I’ve seen two more things about the torture report that really should be read. The first is from Jonathan Chait, The Torture Party: Why Republicans Defend the Most Sadistic Government Program in Recent History. It’s a longish article, that will be in the upcoming issue of New York Magazine. It makes a number of good points. For example, all the torture apologias up until now have used the same now discredited claim, “We waterboarded in the CIA — the CIA waterboarded three terrorists. Just three.” Of course, we pretty much knew that wasn’t true two years ago. But now we know that wasn’t true and that the CIA did much worse.
This leads us to the horrifyingly amusing spectacle of Ted Cruz claiming that torture is terrible but “after six years, enough with saying ‘everything is George W Bush’s fault.'” Because the torture report is really just the administration’s effort to blame everything on Bush. And we know this because (1) the White House did not want to release the report; and (2) the report is really a whitewash as far as Bush and company are concerned — it puts all the blame on the CIA, where it most definitely does not all belong. Chait noted, “To Cruz and other Republicans still in office, the allegation that the Bush administration used torture had gone from outrageous smear to tired news without ever having passed through the stage of acceptable topic of discussion.”

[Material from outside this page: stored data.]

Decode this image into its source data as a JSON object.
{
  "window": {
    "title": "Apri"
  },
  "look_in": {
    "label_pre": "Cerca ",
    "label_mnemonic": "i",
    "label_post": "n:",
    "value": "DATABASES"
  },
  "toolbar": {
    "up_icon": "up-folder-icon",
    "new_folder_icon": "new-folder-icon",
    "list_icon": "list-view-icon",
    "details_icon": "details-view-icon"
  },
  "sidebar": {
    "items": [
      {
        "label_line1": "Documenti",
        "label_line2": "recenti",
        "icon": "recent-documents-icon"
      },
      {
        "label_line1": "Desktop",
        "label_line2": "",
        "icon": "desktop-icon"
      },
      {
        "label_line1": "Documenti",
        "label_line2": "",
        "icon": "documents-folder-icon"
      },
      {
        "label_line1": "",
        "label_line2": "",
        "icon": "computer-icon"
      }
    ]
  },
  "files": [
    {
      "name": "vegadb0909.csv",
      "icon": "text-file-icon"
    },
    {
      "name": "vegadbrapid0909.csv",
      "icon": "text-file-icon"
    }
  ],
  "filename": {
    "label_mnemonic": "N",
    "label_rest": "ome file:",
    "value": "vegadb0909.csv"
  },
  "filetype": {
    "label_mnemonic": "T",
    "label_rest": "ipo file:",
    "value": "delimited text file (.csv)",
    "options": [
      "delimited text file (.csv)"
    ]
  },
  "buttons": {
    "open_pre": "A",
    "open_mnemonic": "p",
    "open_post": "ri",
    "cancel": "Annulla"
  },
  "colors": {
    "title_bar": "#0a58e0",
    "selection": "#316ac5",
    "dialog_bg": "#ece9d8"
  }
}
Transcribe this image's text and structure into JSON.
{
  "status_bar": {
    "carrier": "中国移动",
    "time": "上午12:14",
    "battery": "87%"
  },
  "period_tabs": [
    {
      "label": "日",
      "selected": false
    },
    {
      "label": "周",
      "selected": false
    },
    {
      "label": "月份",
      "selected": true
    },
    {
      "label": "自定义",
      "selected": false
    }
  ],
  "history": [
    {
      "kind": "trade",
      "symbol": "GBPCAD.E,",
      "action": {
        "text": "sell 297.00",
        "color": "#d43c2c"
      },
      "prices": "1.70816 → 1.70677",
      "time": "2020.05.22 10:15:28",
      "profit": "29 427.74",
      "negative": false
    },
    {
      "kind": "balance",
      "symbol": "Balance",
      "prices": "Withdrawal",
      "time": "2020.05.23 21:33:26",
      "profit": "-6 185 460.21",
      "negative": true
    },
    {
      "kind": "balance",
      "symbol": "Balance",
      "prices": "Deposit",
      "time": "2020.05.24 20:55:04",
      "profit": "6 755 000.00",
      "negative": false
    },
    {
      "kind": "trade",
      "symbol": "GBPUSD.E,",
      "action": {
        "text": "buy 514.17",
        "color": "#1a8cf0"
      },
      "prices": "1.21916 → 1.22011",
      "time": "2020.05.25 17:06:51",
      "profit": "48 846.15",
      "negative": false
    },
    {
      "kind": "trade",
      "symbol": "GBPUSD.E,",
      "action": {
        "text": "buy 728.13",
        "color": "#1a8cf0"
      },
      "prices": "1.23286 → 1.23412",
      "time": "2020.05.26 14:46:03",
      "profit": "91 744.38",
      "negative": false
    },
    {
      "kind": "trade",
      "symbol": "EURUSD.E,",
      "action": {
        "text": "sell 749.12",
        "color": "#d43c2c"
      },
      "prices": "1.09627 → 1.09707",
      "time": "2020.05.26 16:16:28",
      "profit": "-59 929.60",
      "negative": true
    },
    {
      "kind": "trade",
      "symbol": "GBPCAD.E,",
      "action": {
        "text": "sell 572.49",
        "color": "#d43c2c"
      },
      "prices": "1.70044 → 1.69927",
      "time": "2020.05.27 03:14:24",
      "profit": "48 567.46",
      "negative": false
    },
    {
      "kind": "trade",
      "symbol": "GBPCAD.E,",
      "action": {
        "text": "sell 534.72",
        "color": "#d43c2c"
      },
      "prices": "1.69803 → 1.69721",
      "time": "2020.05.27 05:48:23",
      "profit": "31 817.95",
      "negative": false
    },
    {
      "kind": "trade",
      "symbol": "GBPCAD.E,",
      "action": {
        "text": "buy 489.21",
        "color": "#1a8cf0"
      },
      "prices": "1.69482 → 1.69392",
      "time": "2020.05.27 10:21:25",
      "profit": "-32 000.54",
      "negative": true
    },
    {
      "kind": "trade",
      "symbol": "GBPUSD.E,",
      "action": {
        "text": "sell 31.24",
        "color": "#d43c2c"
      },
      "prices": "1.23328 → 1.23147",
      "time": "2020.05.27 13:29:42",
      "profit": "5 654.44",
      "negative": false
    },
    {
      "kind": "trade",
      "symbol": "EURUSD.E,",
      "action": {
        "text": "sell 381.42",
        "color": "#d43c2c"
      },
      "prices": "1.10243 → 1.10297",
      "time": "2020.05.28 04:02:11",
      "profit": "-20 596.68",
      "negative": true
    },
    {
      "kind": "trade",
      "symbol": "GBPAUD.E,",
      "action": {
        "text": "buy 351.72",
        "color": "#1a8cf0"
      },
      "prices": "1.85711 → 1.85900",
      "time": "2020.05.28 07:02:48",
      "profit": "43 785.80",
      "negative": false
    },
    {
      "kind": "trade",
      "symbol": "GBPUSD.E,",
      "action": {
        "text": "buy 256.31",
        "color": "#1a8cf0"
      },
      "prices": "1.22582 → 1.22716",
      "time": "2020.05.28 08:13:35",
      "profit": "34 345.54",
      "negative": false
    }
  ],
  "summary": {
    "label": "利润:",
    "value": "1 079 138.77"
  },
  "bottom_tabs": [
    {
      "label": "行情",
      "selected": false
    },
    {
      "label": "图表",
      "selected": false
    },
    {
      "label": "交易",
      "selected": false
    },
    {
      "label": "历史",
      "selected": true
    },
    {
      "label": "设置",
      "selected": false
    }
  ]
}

Chait also pointed to Dick Cheney on Fox News, who finally said what he really thinks, “What are we supposed to do? Kiss him on both cheeks and say ‘Please, please, tell us what you know’? Of course not. We did exactly what needed to be done in order to catch those who were guilty on 9/11 and prevent a further attack, and we were successful on both parts.” In addition to being morally bankrupt, people like Cheney will never accept that (1) torture is not effective; (2) we tortured a whole lot of innocent people; and (3) there are huge opportunity costs associated with what we did. Chait ended with a summation that I’m afraid applies to a whole lot more people than just Dick Cheney:
After the report was released, a group of ex-CIA heads wrote an OpEd in The Wall Street Journal, Interrogations Saved Lives. I think there is a special kind of logic here that they would never admit to, “Our interrogations must have saved lives! If they didn’t, then we would have to admit to being monsters!” But you know what I say, “If the rectal tubing fits, it doesn’t matter how nice a suit you wear, you are a monster.” But I digress.
Senator Ron Wyden saw the OpEd and he wasn’t pleased. So he put together the following annotated version of it. You will have to click on the full-screen button to read it. But it is very much worth the effort!
What bugs me about all of this is the sense I have that the American media is so done with this torture report. To me, this is extremely deep. Even at the time, I was greatly disturbed. When I was young, I was a true believer in America. I believed everything I was taught. And one of the things that I was taught was that we don’t torture. That was a big difference between “us” and “them.” But the moment it became convenient, we tortured. It seems as though many people had just been waiting for the chance. When Walter Johnson’s fast ball started to slow, he retired. He didn’t turn into Ty Cobb. I guess it is different for nations. The error was mine: to ever think that we were better than others. So maybe Dick Cheney and company did me a great favor. The sad thing is, they can torture and still think that we are better.